何よりの喜びは近所のスーパー「激安堂」で寿司が半額になっている時。
そんな貧乏家庭で育った花実は小学六年生のクラスに蔓延する周りの空気に流されず、独自の視点で級友たちと接していく。

表紙に引きずられてしまってる部分があると思うが、西原理恵子の描く貧乏家族作品(『ぼくんち』など)に近い世界観がある。
小学生たちの会話に憧れの場所として登場する『ドリーミングランド』(もちろんモデルは千葉のアレだろう)が象徴する「お金で得られる喜び」と、お金とは関係なく日々の生活で得られる喜びの対比が見事。
最後の短編として収録される「さよなら、田中さん」だけは花実のクラスメイト・三上君の視点で描かれるビターな話だが、そのビターさがほんわかしがちな作品世界でよいフックになっていた。

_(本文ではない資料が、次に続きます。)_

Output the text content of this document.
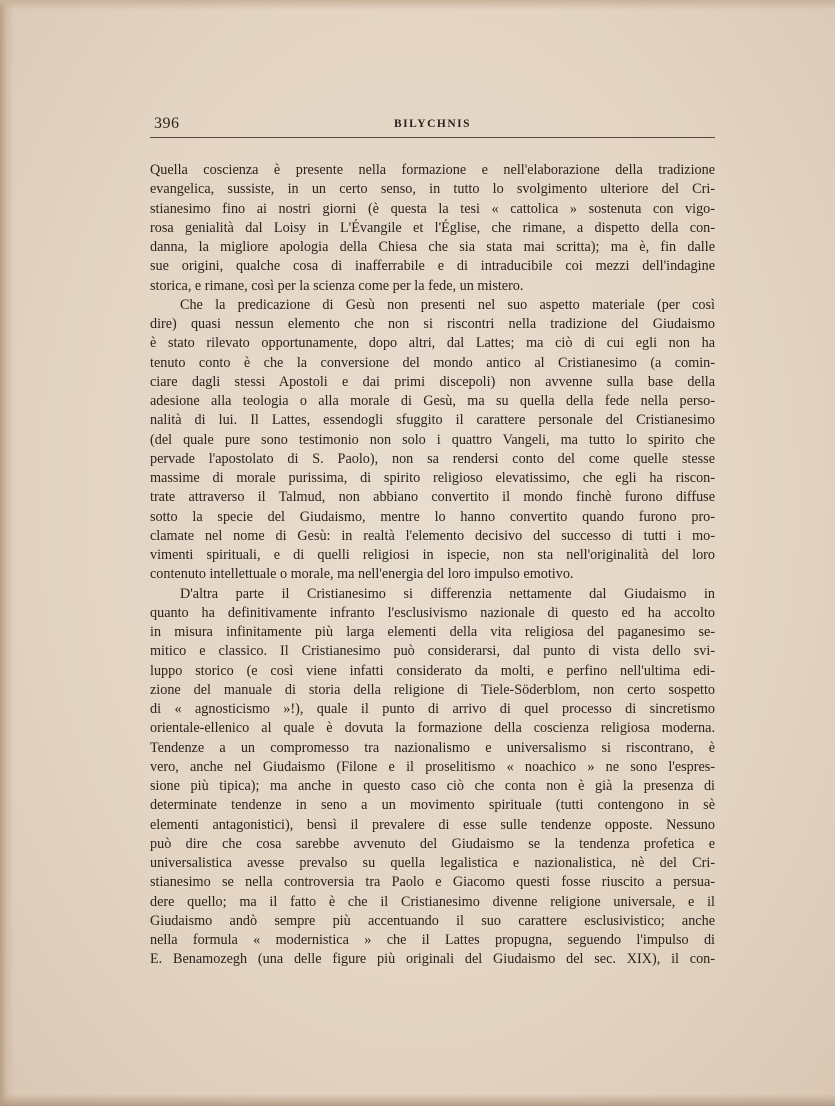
396	BILYCHNIS
Quella coscienza è presente nella formazione e nell'elaborazione della tradizione
evangelica, sussiste, in un certo senso, in tutto lo svolgimento ulteriore del Cri-
stianesimo fino ai nostri giorni (è questa la tesi « cattolica » sostenuta con vigo-
rosa genialità dal Loisy in L'Évangile et l'Église, che rimane, a dispetto della con-
danna, la migliore apologia della Chiesa che sia stata mai scritta); ma è, fin dalle
sue origini, qualche cosa di inafferrabile e di intraducibile coi mezzi dell'indagine
storica, e rimane, così per la scienza come per la fede, un mistero.
Che la predicazione di Gesù non presenti nel suo aspetto materiale (per così
dire) quasi nessun elemento che non si riscontri nella tradizione del Giudaismo
è stato rilevato opportunamente, dopo altri, dal Lattes; ma ciò di cui egli non ha
tenuto conto è che la conversione del mondo antico al Cristianesimo (a comin-
ciare dagli stessi Apostoli e dai primi discepoli) non avvenne sulla base della
adesione alla teologia o alla morale di Gesù, ma su quella della fede nella perso-
nalità di lui. Il Lattes, essendogli sfuggito il carattere personale del Cristianesimo
(del quale pure sono testimonio non solo i quattro Vangeli, ma tutto lo spirito che
pervade l'apostolato di S. Paolo), non sa rendersi conto del come quelle stesse
massime di morale purissima, di spirito religioso elevatissimo, che egli ha riscon-
trate attraverso il Talmud, non abbiano convertito il mondo finchè furono diffuse
sotto la specie del Giudaismo, mentre lo hanno convertito quando furono pro-
clamate nel nome di Gesù: in realtà l'elemento decisivo del successo di tutti i mo-
vimenti spirituali, e di quelli religiosi in ispecie, non sta nell'originalità del loro
contenuto intellettuale o morale, ma nell'energia del loro impulso emotivo.
D'altra parte il Cristianesimo si differenzia nettamente dal Giudaismo in
quanto ha definitivamente infranto l'esclusivismo nazionale di questo ed ha accolto
in misura infinitamente più larga elementi della vita religiosa del paganesimo se-
mitico e classico. Il Cristianesimo può considerarsi, dal punto di vista dello svi-
luppo storico (e così viene infatti considerato da molti, e perfino nell'ultima edi-
zione del manuale di storia della religione di Tiele-Söderblom, non certo sospetto
di « agnosticismo »!), quale il punto di arrivo di quel processo di sincretismo
orientale-ellenico al quale è dovuta la formazione della coscienza religiosa moderna.
Tendenze a un compromesso tra nazionalismo e universalismo si riscontrano, è
vero, anche nel Giudaismo (Filone e il proselitismo « noachico » ne sono l'espres-
sione più tipica); ma anche in questo caso ciò che conta non è già la presenza di
determinate tendenze in seno a un movimento spirituale (tutti contengono in sè
elementi antagonistici), bensì il prevalere di esse sulle tendenze opposte. Nessuno
può dire che cosa sarebbe avvenuto del Giudaismo se la tendenza profetica e
universalistica avesse prevalso su quella legalistica e nazionalistica, nè del Cri-
stianesimo se nella controversia tra Paolo e Giacomo questi fosse riuscito a persua-
dere quello; ma il fatto è che il Cristianesimo divenne religione universale, e il
Giudaismo andò sempre più accentuando il suo carattere esclusivistico; anche
nella formula « modernistica » che il Lattes propugna, seguendo l'impulso di
E. Benamozegh (una delle figure più originali del Giudaismo del sec. XIX), il con-
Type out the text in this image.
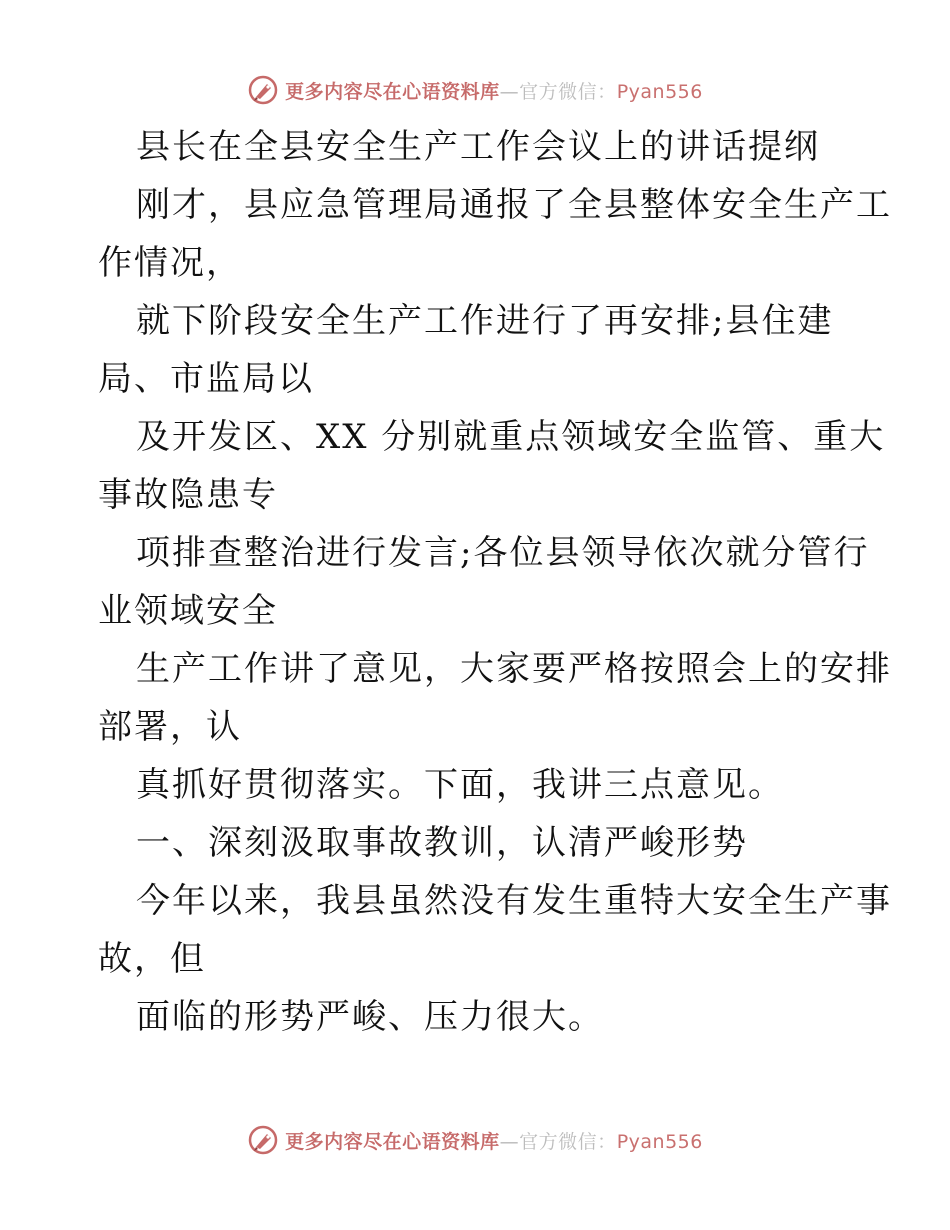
更多内容尽在心语资料库—官方微信：Pyan556
县长在全县安全生产工作会议上的讲话提纲
刚才，县应急管理局通报了全县整体安全生产工
作情况，
就下阶段安全生产工作进行了再安排;县住建
局、市监局以
及开发区、XX 分别就重点领域安全监管、重大
事故隐患专
项排查整治进行发言;各位县领导依次就分管行
业领域安全
生产工作讲了意见，大家要严格按照会上的安排
部署，认
真抓好贯彻落实。下面，我讲三点意见。
一、深刻汲取事故教训，认清严峻形势
今年以来，我县虽然没有发生重特大安全生产事
故，但
面临的形势严峻、压力很大。
更多内容尽在心语资料库—官方微信：Pyan556
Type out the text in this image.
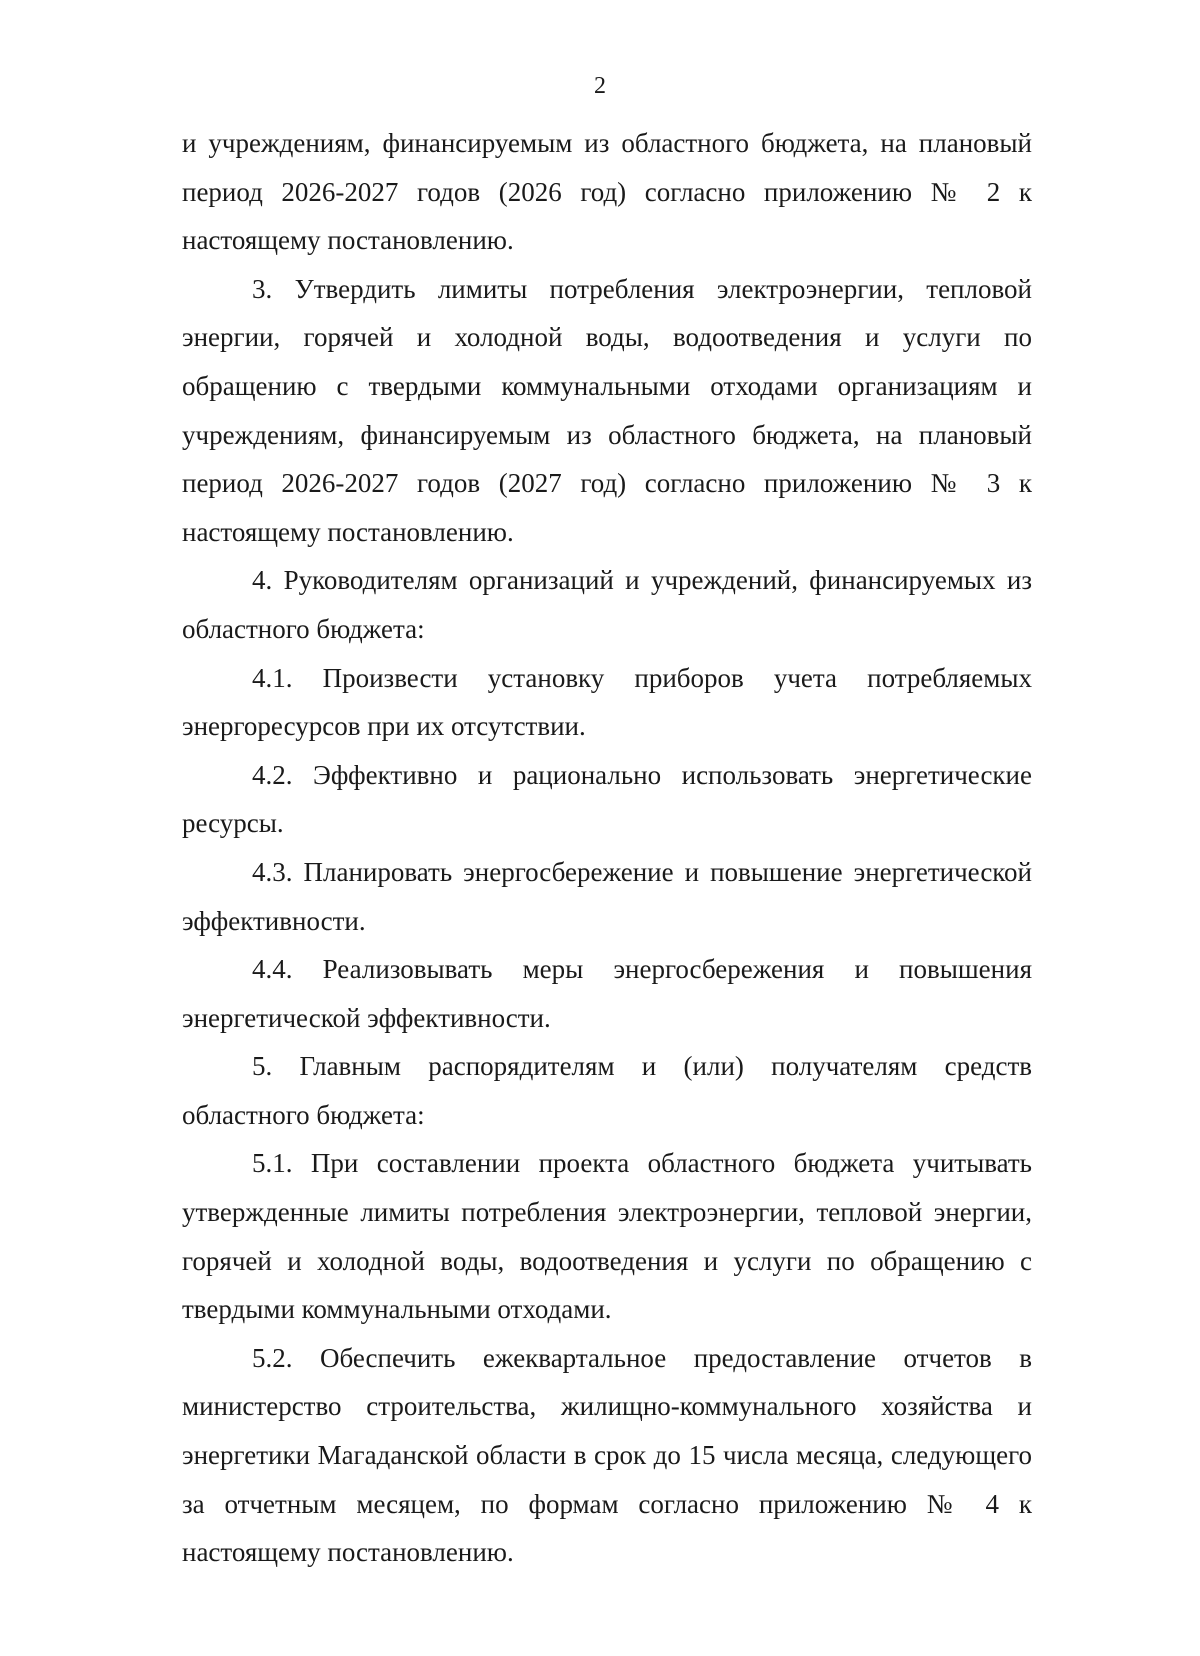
2

и учреждениям, финансируемым из областного бюджета, на плановый период 2026-2027 годов (2026 год) согласно приложению № 2 к настоящему постановлению.

3. Утвердить лимиты потребления электроэнергии, тепловой энергии, горячей и холодной воды, водоотведения и услуги по обращению с твердыми коммунальными отходами организациям и учреждениям, финансируемым из областного бюджета, на плановый период 2026-2027 годов (2027 год) согласно приложению № 3 к настоящему постановлению.

4. Руководителям организаций и учреждений, финансируемых из областного бюджета:

4.1. Произвести установку приборов учета потребляемых энергоресурсов при их отсутствии.

4.2. Эффективно и рационально использовать энергетические ресурсы.

4.3. Планировать энергосбережение и повышение энергетической эффективности.

4.4. Реализовывать меры энергосбережения и повышения энергетической эффективности.

5. Главным распорядителям и (или) получателям средств областного бюджета:

5.1. При составлении проекта областного бюджета учитывать утвержденные лимиты потребления электроэнергии, тепловой энергии, горячей и холодной воды, водоотведения и услуги по обращению с твердыми коммунальными отходами.

5.2. Обеспечить ежеквартальное предоставление отчетов в министерство строительства, жилищно-коммунального хозяйства и энергетики Магаданской области в срок до 15 числа месяца, следующего за отчетным месяцем, по формам согласно приложению № 4 к настоящему постановлению.
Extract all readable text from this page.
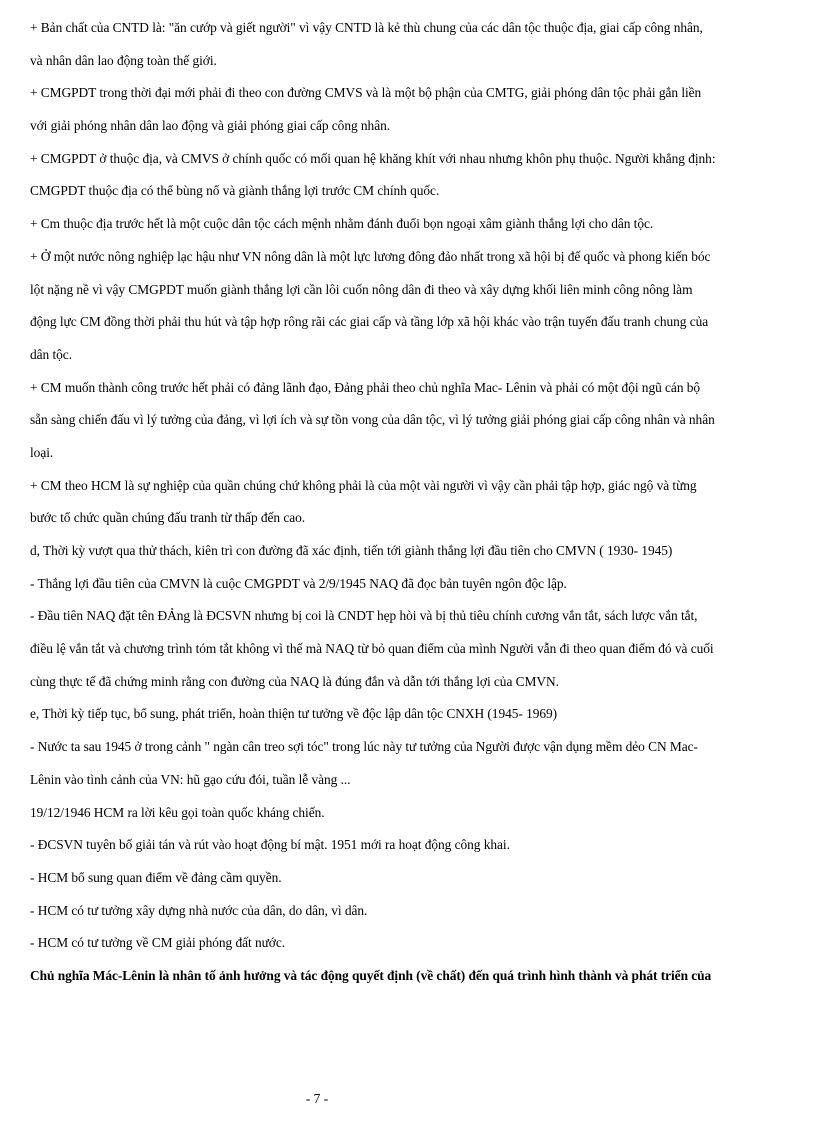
+ Bản chất của CNTD là: "ăn cướp và giết người" vì vậy CNTD là kẻ thù chung của các dân tộc thuộc địa, giai cấp công nhân,
và nhân dân lao động toàn thế giới.
+ CMGPDT trong thời đại mới phải đi theo con đường CMVS và là một bộ phận của CMTG, giải phóng dân tộc phải gắn liền
với giải phóng nhân dân lao động và giải phóng giai cấp công nhân.
+ CMGPDT ở thuộc địa, và CMVS ở chính quốc có mối quan hệ khăng khít với nhau nhưng khôn phụ thuộc. Người khẳng định:
CMGPDT thuộc địa có thể bùng nổ và giành thắng lợi trước CM chính quốc.
+ Cm thuộc địa trước hết là một cuộc dân tộc cách mệnh nhằm đánh đuổi bọn ngoại xâm giành thắng lợi cho dân tộc.
+ Ở một nước nông nghiệp lạc hậu như VN nông dân là một lực lương đông đảo nhất trong xã hội bị đế quốc và phong kiến bóc
lột nặng nề vì vậy CMGPDT muốn giành thắng lợi cần lôi cuốn nông dân đi theo và xây dựng khối liên minh công nông làm
động lực CM đồng thời phải thu hút và tập hợp rông rãi các giai cấp và tầng lớp xã hội khác vào trận tuyến đấu tranh chung của
dân tộc.
+ CM muốn thành công trước hết phải có đảng lãnh đạo, Đảng phải theo chủ nghĩa Mac- Lênin và phải có một đội ngũ cán bộ
sẵn sàng chiến đấu vì lý tưởng của đảng, vì lợi ích và sự tồn vong của dân tộc, vì lý tưởng giải phóng giai cấp công nhân và nhân
loại.
+ CM theo HCM là sự nghiệp của quần chúng chứ không phải là của một vài người vì vậy cần phải tập hợp, giác ngộ và từng
bước tổ chức quần chúng đấu tranh từ thấp đến cao.
d, Thời kỳ vượt qua thử thách, kiên trì con đường đã xác định, tiến tới giành thắng lợi đầu tiên cho CMVN ( 1930- 1945)
- Thắng lợi đầu tiên của CMVN là cuộc CMGPDT và 2/9/1945 NAQ đã đọc bản tuyên ngôn độc lập.
- Đầu tiên NAQ đặt tên ĐẢng là ĐCSVN nhưng bị coi là CNDT hẹp hòi và bị thủ tiêu chính cương vắn tắt, sách lược vắn tắt,
điều lệ vắn tắt và chương trình tóm tắt không vì thế mà NAQ từ bỏ quan điểm của mình Người vẫn đi theo quan điểm đó và cuối
cùng thực tế đã chứng minh rằng con đường của NAQ là đúng đắn và dẫn tới thắng lợi của CMVN.
e, Thời kỳ tiếp tục, bổ sung, phát triển, hoàn thiện tư tưởng về độc lập dân tộc CNXH (1945- 1969)
- Nước ta sau 1945 ở trong cảnh " ngàn cân treo sợi tóc" trong lúc này tư tưởng của Người được vận dụng mềm dẻo CN Mac-
Lênin vào tình cảnh của VN: hũ gạo cứu đói, tuần lễ vàng ...
19/12/1946 HCM ra lời kêu gọi toàn quốc kháng chiến.
- ĐCSVN tuyên bố giải tán và rút vào hoạt động bí mật. 1951 mới ra hoạt động công khai.
- HCM bổ sung quan điểm về đảng cầm quyền.
- HCM có tư tưởng xây dựng nhà nước của dân, do dân, vì dân.
- HCM có tư tưởng về CM giải phóng đất nước.
Chủ nghĩa Mác-Lênin là nhân tố ảnh hưởng và tác động quyết định (về chất) đến quá trình hình thành và phát triển của
- 7 -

そして小学六年生って、子供と大人の中間にいる微妙な時期なんだなーとあらためて思う。
大人の悪いところを真似して、大人と同じように消費の欲求に流されながら、常に大人を冷静に観察している。
12歳は恋愛とか出てこない代わりに「親の経済力の差や、むき出しになった周囲の攻撃感情から発生する自分の不平等さを受け入れる」時間なんだなーとしみじみ思った。

この六年後、18歳になった田中さんと三上君の物語を読みたい。